Columbia University researchers took a different approach. They sequenced 1,142 samples from patients at their medical center. They found that 12 percent of people with the coronavirus were infected with the variant that contains the E484K mutation.

Updated

Apr. 24, 2021, 8:33 p.m. ET

Patients infected with the virus that carried this mutation were, on average, about six years older and more likely to be hospitalized. While the majority of patients were found near the hospital – particularly in Washington Heights and Inwood – there were several other cases scattered across the metropolitan area, said Dr. David Ho, director of the Aaron Diamond AIDS Research Center.
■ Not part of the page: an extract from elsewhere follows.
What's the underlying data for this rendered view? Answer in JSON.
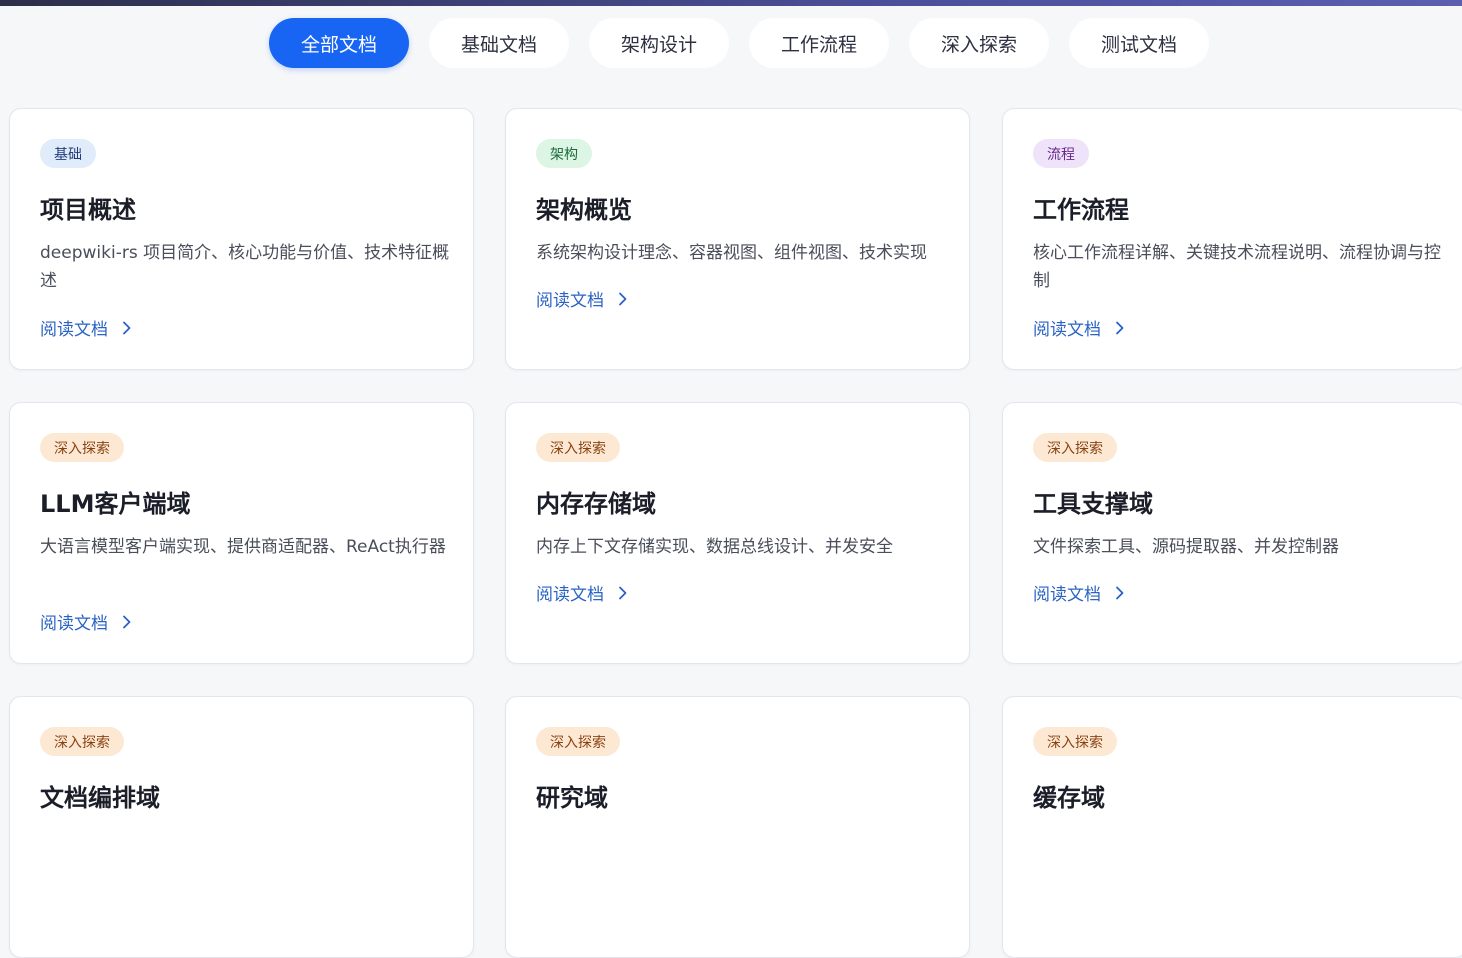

“We’re seeing cases in Westchester, the Bronx and Queens, lower Manhattan, and Brooklyn,” said Dr. Ho. “So it seems to be widespread. It’s not a single outbreak. “

The team also identified six cases of the variant that beat the UK, two infections with a variant identified in Brazil, and one case of the variant adopted in South Africa. The latter two have never been reported in New York City, said Dr. Ho.

University investigators have alerted New York state and city authorities as well as the Centers for Disease Control and Prevention, said Dr. Ho. He and his colleagues plan to sequence about 100 viral genetic samples daily to monitor the increase in variants.

Other experts said the sudden appearance of coronavirus variants was worrying.

“Given the involvement of E484K or S477N, coupled with the fact that the New York area has strong immunity to the spring wave, this is definitely a good thing,” said Kristian Andersen, a virologist at the Scripps Research Institute in San Diego, who did not participated in the new research effort.

The E484K mutation has appeared independently in many different parts of the world, suggesting that it offers a significant benefit to the virus.

“Variants that have an advantage will increase in frequency pretty quickly, especially as the numbers decrease overall,” said Andrew Read, an evolutionary microbiologist at Penn State University.

The team of Dr. Ho reported in January that the monoclonal antibodies made by Eli Lilly and one of the monoclonal antibodies in a cocktail made by Regeneron are powerless against the variant identified in South Africa.

Several studies have now shown that variants containing the E484K mutation are less susceptible to vaccines than the original form of the virus. The mutation disrupts the activity of a class of antibodies that almost everyone makes, said Dr. Nut branch.

“People who have recovered from the coronavirus or who have been vaccinated are very likely to be able to fight off this variant, there is no doubt about that,” he said. But “they might get a little sick.”

They could also infect others and keep the virus floating around, which could delay herd immunity, he added.

However, other experts were a little more optimistic. “These things are a little less well controlled by vaccines, but they are no orders of magnitude less, which would scare me,” said Dr. Read.

As the virus evolves, the vaccines need to be tweaked, “but in the scheme of things this isn’t a huge concern compared to having a vaccine missing,” said Dr. Read. “I’d say the glass is three quarters full compared to where we were last year.”